Honesty is the one quality that all customers appreciate, whether or not the service they want is available, says Hiscox. "One policy that we think bodes well with our customers is our realistic delivery times.
If, for some reason, we can't deliver on a certain day, we say so. It may lose us that order but the customer generally appreciates the honesty and will come back to us next time."
Paul Kibble, marketing manager at ONI, says it is important to remember that the IT systems departments of SMEs are not normally very big. "Staff are always stretched and need suppliers to provide a high level of support.
They don't have time to explain the topology of their network, what protocols they're running, what products are in it and the versions of code they're running, every time they place a support call."
Using a regimented system to track information on customers can be invaluable, says Kibble. This avoids support staff asking routine questions necessary at the start of every call if the information is not right there in front of them.
But some resellers believe such investment doesn't pay dividends. Pro-Com's Spalton says: "It's not a market I want to get into. It's a long drawn out sale and too expensive. I used to do that but I don't want to anymore. We'd work evenings and weekends. When you cost it out and look at the time and effort put in, there's not much in return."

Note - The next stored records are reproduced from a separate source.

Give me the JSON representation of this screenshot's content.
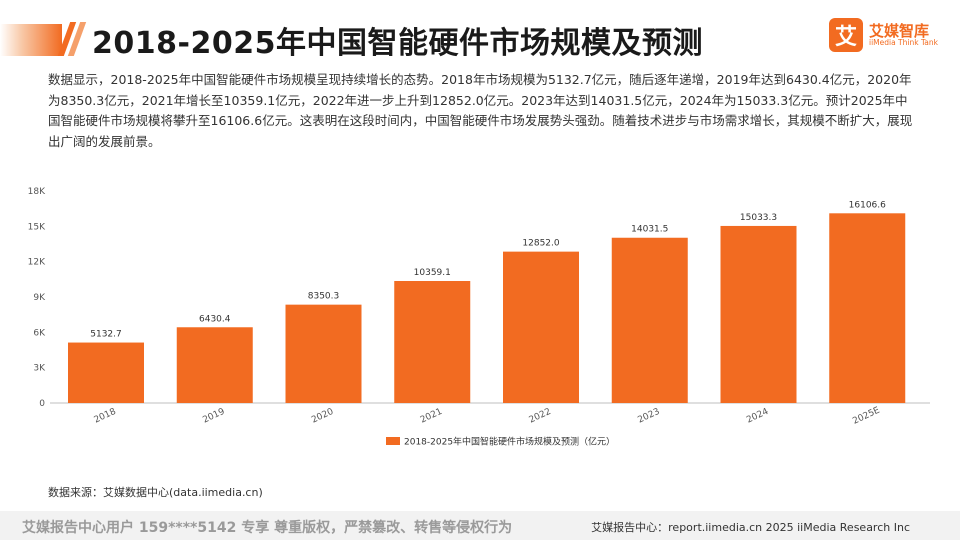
{
  "header": {
    "title": "2018-2025年中国智能硬件市场规模及预测"
  },
  "logo": {
    "mark": "艾",
    "name_cn": "艾媒智库",
    "name_en": "iiMedia Think Tank"
  },
  "summary": "数据显示，2018-2025年中国智能硬件市场规模呈现持续增长的态势。2018年市场规模为5132.7亿元，随后逐年递增，2019年达到6430.4亿元，2020年为8350.3亿元，2021年增长至10359.1亿元，2022年进一步上升到12852.0亿元。2023年达到14031.5亿元，2024年为15033.3亿元。预计2025年中国智能硬件市场规模将攀升至16106.6亿元。这表明在这段时间内，中国智能硬件市场发展势头强劲。随着技术进步与市场需求增长，其规模不断扩大，展现出广阔的发展前景。",
  "source": "数据来源：艾媒数据中心(data.iimedia.cn)",
  "footer": {
    "left": "艾媒报告中心用户 159****5142 专享 尊重版权，严禁篡改、转售等侵权行为",
    "right": "艾媒报告中心：report.iimedia.cn  2025 iiMedia Research Inc"
  },
  "colors": {
    "bar": "#f26b21",
    "accent": "#f26b21",
    "axis_text": "#555555"
  },
  "chart_data": {
    "type": "bar",
    "categories": [
      "2018",
      "2019",
      "2020",
      "2021",
      "2022",
      "2023",
      "2024",
      "2025E"
    ],
    "series": [
      {
        "name": "2018-2025年中国智能硬件市场规模及预测（亿元）",
        "values": [
          5132.7,
          6430.4,
          8350.3,
          10359.1,
          12852.0,
          14031.5,
          15033.3,
          16106.6
        ]
      }
    ],
    "data_labels": [
      "5132.7",
      "6430.4",
      "8350.3",
      "10359.1",
      "12852.0",
      "14031.5",
      "15033.3",
      "16106.6"
    ],
    "yticks": [
      0,
      3000,
      6000,
      9000,
      12000,
      15000,
      18000
    ],
    "ytick_labels": [
      "0",
      "3K",
      "6K",
      "9K",
      "12K",
      "15K",
      "18K"
    ],
    "ylim": [
      0,
      18000
    ],
    "grid": false,
    "legend_position": "bottom-center",
    "xlabel": "",
    "ylabel": ""
  }
}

Pro-Com is a small business and its sales, just over £1m, are all product-based. There is online support but no pretence at expert technical life-time backup. With networking product prices falling to commodity levels, says Spalton, backup simply isn't practical anymore. Minimal support is, at least, one way of accurately managing customer expectations.
However, to worry about the cost of supporting small customers is to miss the point, says Iliff. "It is not so much that it costs more to meet the demands of smaller customers in terms of service costs - all customers are rightly demanding. The administration cost of, say raising a maintenance contract or an invoice, is the same regardless of size, and that's the issue."
In this respect, says Iliff, the need for simple products and ease of doing business is to everyone's advantage. "A package arranged around leasing, with supply, installation and ongoing support all bundled within a monthly payment scheme is particularly useful."
Keeping customers satisfied is not just about offering endless support and backup to the customer - that simply is not financially viable for any reseller. Customer expectations must be well managed, but so must resellers. Any reseller that sets up shop without making it clear what's included and what isn't is asking for trouble. Small businesses are very demanding. They have little or no IT experience and are pressed for time and money. They simply expect the system to solve their problem - not give them additional problems in return.
Customer satisfaction is about knowing limits and structuring their products as well. There is, as Goddard says, no point in making promises that cannot be kept. For resellers that sell low-cost products and run a passive support service, what's on offer is fairly clear. For the majority that purport to provide extensive post-sales services, the product is too often vague and intangible to the customer. It's very easy for customer expectations to drift skywards.
The antidote is preparation. From the experience of companies such as Bailey Telecom, KMH and Network Alliance, packaging the products and ensuring that the back-room systems are there to support those products is the key - even when dealing with relatively small business organisations or home users.
Making it easy to deal with and to keep doing business, is what will keep the customer satisfied. To do that, resellers have to be easy to find, easy to understand, and easy to talk to.